Both Helms’s and Lott’s polemics on the perils of race are tinged with a blaming-the-victim mentality, and nowhere is this more clear than in Helms’s justification for opposing a national holiday for that most vociferous of racial rabble-rousers—Martin Luther King Jr. Notwithstanding the many claims Helms makes about King’s misguided motivations and strategies to advocate racial equality, Helms contends that “this country” “…would have done well to expend their [sic] energies in providing more education, more job training, and more cooperation in building understanding instead of establishing a day off that costs the country many millions in lost productivity each year.” For those white lawmakers who pushed passage of the holiday legislation, Helms adds that many seem to “…have trouble imagining that people of goodwill can establish friendships outside their races or creeds or nationalities…without the artifice of a public program or a legal mandate.”
When we look back at the aftermath of Hurricane Katrina, for example, insofar as the issue of race and poverty is concerned, the kind of racial reasoning exhibited by Lott and Helms clearly explains a lot. When simple goodwill is seen as the answer to the problem of inequality and unequal opportunity, what one gets is the status quo. And, when that status quo is a group of poor blacks who lack equal access to the kinds of resources necessary to live, much less escape the kind of disaster that Katrina was, then it’s easy to understand why so many are looking back now asking how such a division between white and black, rich and poor played out in these dire circumstances. In addition, it’s easier to understand the multidirectional blame game that’s taken place since. That is, when those in power are of the mind of Lott and Helms, who believe, if only passively and implicitly, that these things should have worked themselves out on their own without the barriers posed by “outside agitators,” all of this begins to make a lot more sense.
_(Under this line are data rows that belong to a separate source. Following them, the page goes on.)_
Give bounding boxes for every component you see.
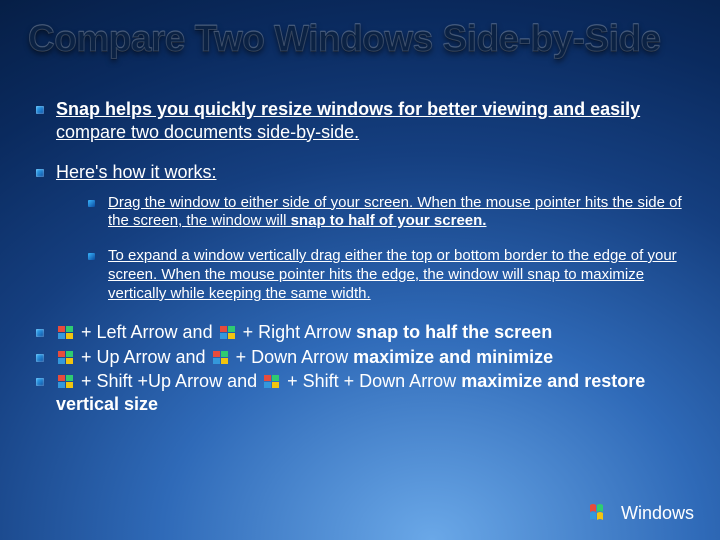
windows-key-icon <box>58 323 74 337</box>
slide-title: Compare Two Windows Side-by-Side <box>28 18 692 60</box>
bullet-list: Snap helps you quickly resize windows fo… <box>28 98 692 415</box>
windows-brand-logo: Windows <box>589 502 694 524</box>
windows-key-icon <box>220 323 236 337</box>
windows-key-icon <box>58 348 74 362</box>
windows-brand-text: Windows <box>621 503 694 524</box>
sub-bullet-drag-side: Drag the window to either side of your s… <box>88 194 692 232</box>
bullet-how-it-works: Here's how it works: Drag the window to … <box>36 161 692 303</box>
bullet-shortcut-shift-up-down: + Shift +Up Arrow and + Shift + Down Arr… <box>36 370 692 415</box>
bullet-shortcut-up-down: + Up Arrow and + Down Arrow maximize and… <box>36 346 692 369</box>
sub-bullet-expand-vertical: To expand a window vertically drag eithe… <box>88 247 692 303</box>
windows-key-icon <box>264 372 280 386</box>
sub-bullet-list: Drag the window to either side of your s… <box>56 194 692 304</box>
windows-key-icon <box>213 348 229 362</box>
windows-key-icon <box>58 372 74 386</box>
bullet-shortcut-left-right: + Left Arrow and + Right Arrow snap to h… <box>36 321 692 344</box>
bullet-snap-intro: Snap helps you quickly resize windows fo… <box>36 98 692 143</box>
windows-flag-icon <box>589 502 615 524</box>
Racial “goodwill” is certainly that—good. Steny Hoyer’s intent is certainly relevant and mitigates his comment (though it doesn’t excuse it). But Katrina is just one reminder of how softly the winds of goodwill blow, how slow its wheels turn, and how hollow and ineffectual its consequences often are. It’s a reminder that sometimes National Guard troops, federal law, or another form of public policy may be needed to augment goodwill with good action. And it’s a reminder that the kind of racial goodwill advocated by Helms, Lott and likeminded others in power most often peers at the black and poor through the rose-colored glasses of white privilege, simply maintaining the status quo by rendering the least fortunate among us invisible. Using a word like “slavish” to describe a descendant of slaves is, as Hoyer acknowledged, inappropriate, and, as Steele spokesperson Doug Heye claimed, “insensitive and pretty stupid.” But shrugging it off because he “meant no offense” is essentially most damaging because it perpetuates the myth that racism and bigotry are the same, and that so long as a person’s heart is good, he or she does not have to work to dismantle the former. In an interview with The Sun of Baltimore, Michael Steele is quoted as saying, “It goes to just the sheer craziness of some in the Democratic Party who think they can use racist terms and infer things about me just because I’m an African American Republican.” If only one of this nation’s major political parties did that, we would be halfway home.
Alas, however, there’s still plenty of racism to go around, and plenty of goodwill to disguise it.